Design Note 47: Switching Regulator Generates Both Positive and Negative Supply with a Single Inductor

Many systems require ±12V from a 5V input. Analog or RS-232 driver power supplies are obvious candidates. This requirement is usually solved by using a switcher with a multiple-secondary transformer or multiple switchers. These solutions can be complicated, requiring either transformer design or two inductors. An alternative approach, shown in Figure 1, uses a single inductor and charge pump to obtain the dual outputs. This solution is particularly noteworthy because is uses off-the-shelf components.

Figure 1 uses an LT1172 to generate both the positive and negative supply. The LT1172 is configured as a step-up converter to obtain the positive output. To generate the negative output a charge pump is used. The pump capacitor, C2, is charged up by the inductor when D2 is forward biased and discharges into C4 when the LT1172’s power switch pulls the positive side of C2 to ground. The output capacitor provides current to the load during the charging cycle.

Figure 1. Inductor and Switch Capacitor Techniques Provide Bipolar Output

Figure 2 shows the regulator’s operating waveforms. Since the LT1172 has a ground-referred power switch, the inductor has the input voltage applied across it when the switch is on. Trace A is the VSW pin voltage and trace B is its current. The inductor current, trace C, rises slowly as the magnetic field builds up. The current rate of change is determined by the voltage applied across the inductor and its inductance. During this interval, energy is being stored in the inductor and no power is transferred to the +12V output. When the switch is turned off, energy is no longer transferred to the inductor, which causes the magnetic field to collapse. The collapsing magnetic field induces a change in voltage across the inductor causing the VSW pin to rise until output diode D1 forward biases.

Figure 2. Switching Waveforms for ±12V Output Converter

Trace D is the diode’s current waveform. The diode provides a current path for the energy stored in the inductor to be transferred between the load and the output capacitor. When the diode is reverse biased, the output capacitor provides the load current. The LT1172’s error amplifier compares the feedback pin voltage, from the 13kΩ–1.5kΩ divider, to its internal 1.24V reference and controls duty cycle. The output voltage can be varied by changing the R1–R2 divider ratio (see Equation 1). An RC network at the VC pin provides loop compensation.

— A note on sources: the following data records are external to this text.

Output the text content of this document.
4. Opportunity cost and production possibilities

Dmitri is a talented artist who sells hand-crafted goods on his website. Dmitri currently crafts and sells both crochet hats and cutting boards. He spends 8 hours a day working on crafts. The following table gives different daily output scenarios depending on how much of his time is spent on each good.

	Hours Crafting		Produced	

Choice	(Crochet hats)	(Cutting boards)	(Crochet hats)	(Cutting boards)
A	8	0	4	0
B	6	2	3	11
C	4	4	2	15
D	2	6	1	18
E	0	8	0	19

A charge pump is used to invert the +12V output to a –12V output. When the LT1172’s power switch turns off, the voltage on C2’s positive side rises until D1 is forward biased. The inductor charges C2 when the voltage on C2’s negative side rises enough to forward bias D2. Trace F shows C2’s current waveform, trace E is D2’s voltage waveform and trace G is its current. The voltage across C2 will be equal to a diode drop above +VOUT minus a Schottky diode drop. When the LT1172’s power transistor turns on, the positive side of C2 is pulled to ground. During this period diode D3 is forward biased (trace H is its current waveform), and C4 is charged by C2. An optional LC filter is added to each output to attenuated output voltage ripple. Efficiency for this circuit generally exceeds 70%.

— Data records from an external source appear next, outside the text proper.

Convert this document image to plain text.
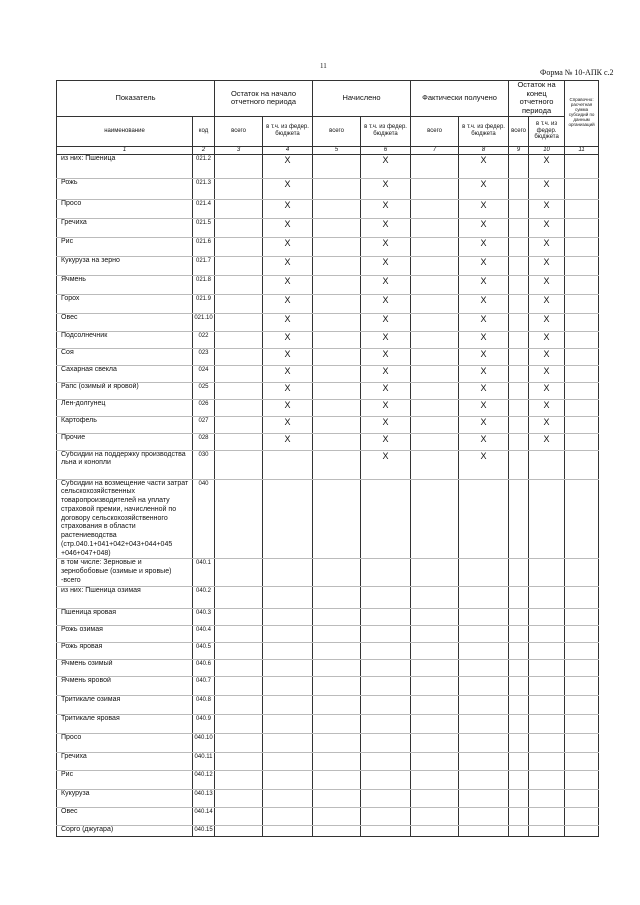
11
Форма № 10-АПК с.2
Показатель		Остаток на начало отчетного периода		Начислено		Фактически получено		Остаток на конец отчетного периода		Справочно: расчетная сумма субсидий по данным организаций
наименование	код	всего	в т.ч. из федер. бюджета	всего	в т.ч. из федер. бюджета	всего	в т.ч. из федер. бюджета	всего	в т.ч. из федер. бюджета	
1	2	3	4	5	6	7	8	9	10	11
из них: Пшеница	021.2		X		X		X		X	
Рожь	021.3		X		X		X		X	
Просо	021.4		X		X		X		X	
Гречиха	021.5		X		X		X		X	
Рис	021.6		X		X		X		X	
Кукуруза на зерно	021.7		X		X		X		X	
Ячмень	021.8		X		X		X		X	
Горох	021.9		X		X		X		X	
Овес	021.10		X		X		X		X	
Подсолнечник	022		X		X		X		X	
Соя	023		X		X		X		X	
Сахарная свекла	024		X		X		X		X	
Рапс (озимый и яровой)	025		X		X		X		X	
Лен-долгунец	026		X		X		X		X	
Картофель	027		X		X		X		X	
Прочие	028		X		X		X		X	
Субсидии на поддержку производства льна и конопли	030				X		X			
Субсидии на возмещение части затрат сельскохозяйственных товаропроизводителей на уплату страховой премии, начисленной по договору сельскохозяйственного страхования в области растениеводства (стр.040.1+041+042+043+044+045 +046+047+048)	040									
в том числе: Зерновые и зернобобовые (озимые и яровые) -всего	040.1									
из них: Пшеница озимая	040.2									
Пшеница яровая	040.3									
Рожь озимая	040.4									
Рожь яровая	040.5									
Ячмень озимый	040.6									
Ячмень яровой	040.7									
Тритикале озимая	040.8									
Тритикале яровая	040.9									
Просо	040.10									
Гречиха	040.11									
Рис	040.12									
Кукуруза	040.13									
Овес	040.14									
Сорго (джугара)	040.15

Diode junction losses (D2 and D3) preclude ideal results, but performance is quite good. This circuit will convert +VOUT to –VOUT with losses as shown in Figure 3. Negative output load current should not exceed the positive output load by more than a factor of 5, otherwise the imbalance will cause the –12V transient response to suffer.

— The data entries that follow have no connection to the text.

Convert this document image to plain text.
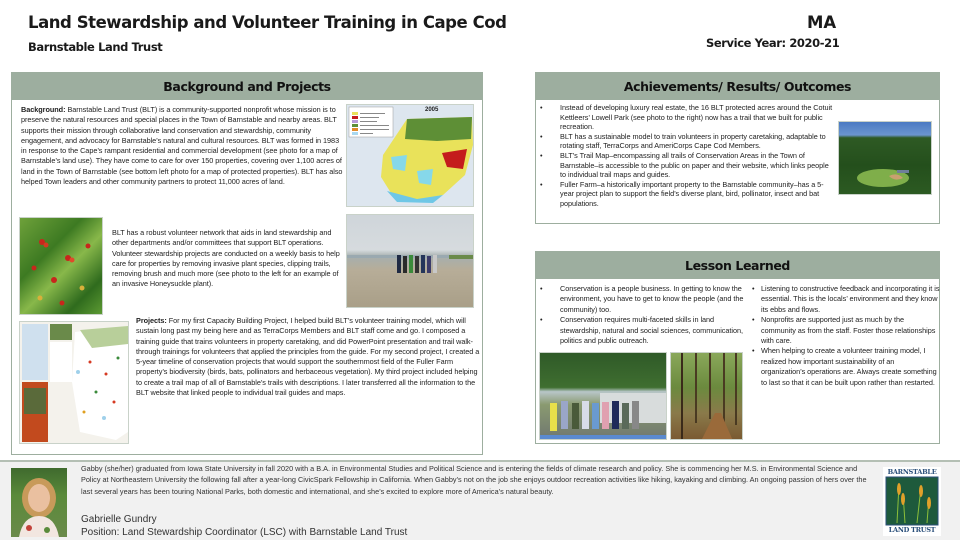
Land Stewardship and Volunteer Training in Cape Cod
Barnstable Land Trust
MA
Service Year: 2020-21
Background and Projects
Background: Barnstable Land Trust (BLT) is a community-supported nonprofit whose mission is to preserve the natural resources and special places in the Town of Barnstable and nearby areas. BLT supports their mission through collaborative land conservation and stewardship, community engagement, and advocacy for Barnstable’s natural and cultural resources. BLT was formed in 1983 in response to the Cape’s rampant residential and commercial development (see photo for a map of Barnstable’s land use). They have come to care for over 150 properties, covering over 1,100 acres of land in the Town of Barnstable (see bottom left photo for a map of protected properties). BLT has also helped Town leaders and other community partners to protect 11,000 acres of land.
2005
BLT has a robust volunteer network that aids in land stewardship and other departments and/or committees that support BLT operations. Volunteer stewardship projects are conducted on a weekly basis to help care for properties by removing invasive plant species, clipping trails, removing brush and much more (see photo to the left for an example of an invasive Honeysuckle plant).
Projects: For my first Capacity Building Project, I helped build BLT’s volunteer training model, which will sustain long past my being here and as TerraCorps Members and BLT staff come and go. I composed a training guide that trains volunteers in property caretaking, and did PowerPoint presentation and trail walk-through trainings for volunteers that applied the principles from the guide. For my second project, I created a 5-year timeline of conservation projects that would support the southernmost field of the Fuller Farm property’s biodiversity (birds, bats, pollinators and herbaceous vegetation). My third project included helping to create a trail map of all of Barnstable’s trails with descriptions. I later transferred all the information to the BLT website that linked people to individual trail guides and maps.
Achievements/ Results/ Outcomes
• Instead of developing luxury real estate, the 16 BLT protected acres around the Cotuit Kettleers’ Lowell Park (see photo to the right) now has a trail that we built for public recreation.
• BLT has a sustainable model to train volunteers in property caretaking, adaptable to rotating staff, TerraCorps and AmeriCorps Cape Cod Members.
• BLT’s Trail Map–encompassing all trails of Conservation Areas in the Town of Barnstable–is accessible to the public on paper and their website, which links people to individual trail maps and guides.
• Fuller Farm–a historically important property to the Barnstable community–has a 5-year project plan to support the field’s diverse plant, bird, pollinator, insect and bat populations.
Lesson Learned
• Conservation is a people business. In getting to know the environment, you have to get to know the people (and the community) too.
• Conservation requires multi-faceted skills in land stewardship, natural and social sciences, communication, politics and public outreach.
• Listening to constructive feedback and incorporating it is essential. This is the locals’ environment and they know its ebbs and flows.
• Nonprofits are supported just as much by the community as from the staff. Foster those relationships with care.
• When helping to create a volunteer training model, I realized how important sustainability of an organization’s operations are. Always create something to last so that it can be built upon rather than restarted.
BARNSTABLE
LAND TRUST
Gabby (she/her) graduated from Iowa State University in fall 2020 with a B.A. in Environmental Studies and Political Science and is entering the fields of climate research and policy. She is commencing her M.S. in Environmental Science and Policy at Northeastern University the following fall after a year-long CivicSpark Fellowship in California. When Gabby’s not on the job she enjoys outdoor recreation activities like hiking, kayaking and climbing. An ongoing passion of hers over the last several years has been touring National Parks, both domestic and international, and she’s excited to explore more of America’s natural beauty.
Gabrielle Gundry
Position: Land Stewardship Coordinator (LSC) with Barnstable Land Trust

Figure 3. Losses for Charge Pump Converter

Figure 4 can be used for a LCD display contrast control. It is similar to the previous circuit except that all the load current is drawn from the negative output. This requires C3 to be small so negative output load fluctuations are quickly reflected to the positive output. Resistor R3 adjusts output voltage between –12V to –21V.

Figure 4. LCD Display Contrast Control Power Supply

The LT1172 provides an elegant solution to power shutdown problems by integrating a shutdown feature; eliminating the need to place a power MOSFET in series with the input voltage. When the voltage of the VC pin is pulled below 150mV, the IC shuts down pulling only 150μA. This is implemented by turning on Q1, reducing the circuit’s quiescent current from 6mA to 150μA.